Identifying any horizontal tangents

Given that the function is decreasing throughout its interval of existence, there are no horizontal tangents within this interval. However, the function has horizontal touch at the end points, i.e., at \(x = -1\) and \(x = 1\).

Key concepts

Arccosine Function

Understanding the arccosine function—the inverse function of the cosine—is crucial for tackling many problems in calculus. The notation \(\cos^{-1}x\) or sometimes \(\arccos x\) represents this function, which takes the ratio of the adjacent side to the hypotenuse in a right triangle (where the ratio falls in the range [-1,1]) and gives you the corresponding angle in radians.

One key aspect of the arccosine function is that it's defined only in the domain [-1,1], which is due to the range of the cosine function being between -1 and 1. The range of arccosine is from \(0\) to \(\pi\), meaning it can only output angles that lie in the first and second quadrants. Visualizing this on a graph, you will see that the curve of \(y = \cos^{-1}x\) starts at (\(1, 0\)) and ends at (\(\-1, \pi\)), decreasing monotonically—always moving downwards as it goes from right to left.

To elaborate, at the right endpoint of the interval, the output of the arccosine function approaches zero as \(x\) approaches 1. Similarly, on the left, as \(x\) approaches \-1, the output of the function inches closer to \(\pi\). These behaviors determine the horizontal orientation at the very ends of the function's graph, which is essential when considering the concept of end behavior models.

Horizontal Tangents

Horizontal tangents are a topic of significant interest in calculus as they pertain to the points on a curve where the slope is zero. This concept is often linked with finding local maximums and minimums, or points of inflection, since the slope at these points is flat. Essentially, horizontal tangents can be detected by setting the derivative of a function to zero and solving for \(x\).

Nonetheless, with the arccosine function, the scenario is slightly different. Its slope is never truly zero within its domain; instead, it is continuously decreasing. But when considering the end behavior, horizontal tangents exist at the end points of this interval. This is because, theoretically, if you were to draw tangent lines at the points (\(1, 0\)) and (\(\-1, \pi\)), these lines would be perfectly horizontal, paralleling the \(x\-axis\) at the heights of \(\pi\) and \(0\).

To put it differently, even though the arccosine function does not have any horizontal tangent within the open interval (\(\-1, 1\)), at the boundaries of its domain, the behavior of the function mimics the existence of horizontal tangents, which are critical when considering overall trend and behavior of curves.

Limits of Trigonometric Functions

Limits form the foundation of calculus, and understanding limits of trigonometric functions is essential for studying continuity, differentiability, and overall behavior of functions near specific points. In particular, limits help us describe the behavior of a function as we approach a certain input value, regardless of the function’s actual value at that point.

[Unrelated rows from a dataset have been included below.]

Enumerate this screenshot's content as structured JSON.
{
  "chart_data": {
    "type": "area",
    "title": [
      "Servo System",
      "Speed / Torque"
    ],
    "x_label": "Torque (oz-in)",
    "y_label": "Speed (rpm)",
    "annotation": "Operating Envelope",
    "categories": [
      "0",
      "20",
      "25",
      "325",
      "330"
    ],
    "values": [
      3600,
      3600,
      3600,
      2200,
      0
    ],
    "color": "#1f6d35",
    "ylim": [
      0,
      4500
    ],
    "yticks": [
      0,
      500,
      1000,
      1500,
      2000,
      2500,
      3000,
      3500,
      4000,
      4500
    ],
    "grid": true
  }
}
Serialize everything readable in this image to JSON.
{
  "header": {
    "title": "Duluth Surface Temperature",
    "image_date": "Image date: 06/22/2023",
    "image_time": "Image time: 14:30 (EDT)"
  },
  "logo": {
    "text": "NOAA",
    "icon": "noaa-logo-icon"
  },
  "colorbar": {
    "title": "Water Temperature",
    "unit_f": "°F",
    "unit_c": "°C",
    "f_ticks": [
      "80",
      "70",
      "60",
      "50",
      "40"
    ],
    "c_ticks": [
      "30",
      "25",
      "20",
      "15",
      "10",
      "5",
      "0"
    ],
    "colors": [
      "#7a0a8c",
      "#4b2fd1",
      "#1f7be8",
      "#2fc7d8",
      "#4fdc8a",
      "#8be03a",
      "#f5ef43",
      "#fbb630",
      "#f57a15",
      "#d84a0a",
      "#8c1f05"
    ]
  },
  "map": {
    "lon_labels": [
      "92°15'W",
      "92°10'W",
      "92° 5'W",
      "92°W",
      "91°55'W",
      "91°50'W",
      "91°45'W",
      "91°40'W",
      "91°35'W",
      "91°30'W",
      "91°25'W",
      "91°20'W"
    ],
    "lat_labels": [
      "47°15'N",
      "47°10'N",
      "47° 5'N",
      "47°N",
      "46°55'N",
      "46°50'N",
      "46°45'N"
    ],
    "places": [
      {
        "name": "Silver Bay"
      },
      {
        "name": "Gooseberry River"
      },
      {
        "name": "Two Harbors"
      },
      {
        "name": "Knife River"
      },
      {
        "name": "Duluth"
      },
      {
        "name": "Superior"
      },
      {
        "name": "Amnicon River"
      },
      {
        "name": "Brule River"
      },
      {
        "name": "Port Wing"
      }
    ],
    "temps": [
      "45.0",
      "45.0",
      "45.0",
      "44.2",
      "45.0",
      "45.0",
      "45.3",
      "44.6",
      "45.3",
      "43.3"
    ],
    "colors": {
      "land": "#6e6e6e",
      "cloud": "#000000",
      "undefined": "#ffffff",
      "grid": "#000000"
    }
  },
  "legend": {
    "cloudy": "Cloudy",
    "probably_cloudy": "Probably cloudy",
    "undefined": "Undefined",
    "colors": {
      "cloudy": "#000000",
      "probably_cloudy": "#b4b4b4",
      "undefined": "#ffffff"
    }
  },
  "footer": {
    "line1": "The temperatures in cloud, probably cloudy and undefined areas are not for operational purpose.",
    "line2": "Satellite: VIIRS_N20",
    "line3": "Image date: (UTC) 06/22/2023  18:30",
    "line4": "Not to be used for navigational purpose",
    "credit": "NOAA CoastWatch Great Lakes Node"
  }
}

For the arccosine function, which is a trigonometric function, we use limits to describe its behavior at the boundaries of its domain. As seen in the right end behavior model, as \(x\) approaches 1, the limit of \(\cos^{-1}x\) approaches 0. Conversely, as \(x\) approaches \-1, the limit of \(\cos^{-1}x\) approaches \(\pi\). These two limits are of utmost importance as they describe the terminal behavior of the arccosine function.

When you evaluate the limit of a trigonometric function, it’s also important to consider whether the limit exists and is finite, or if the function approaches infinity or negative infinity. In our case with the arccosine function, both limits at the edges of the interval are finite and significant in understanding the end behavior. Hence, these limits form a bridge connecting the intuitive visual representation of the functions' end behavior and the precise mathematical description.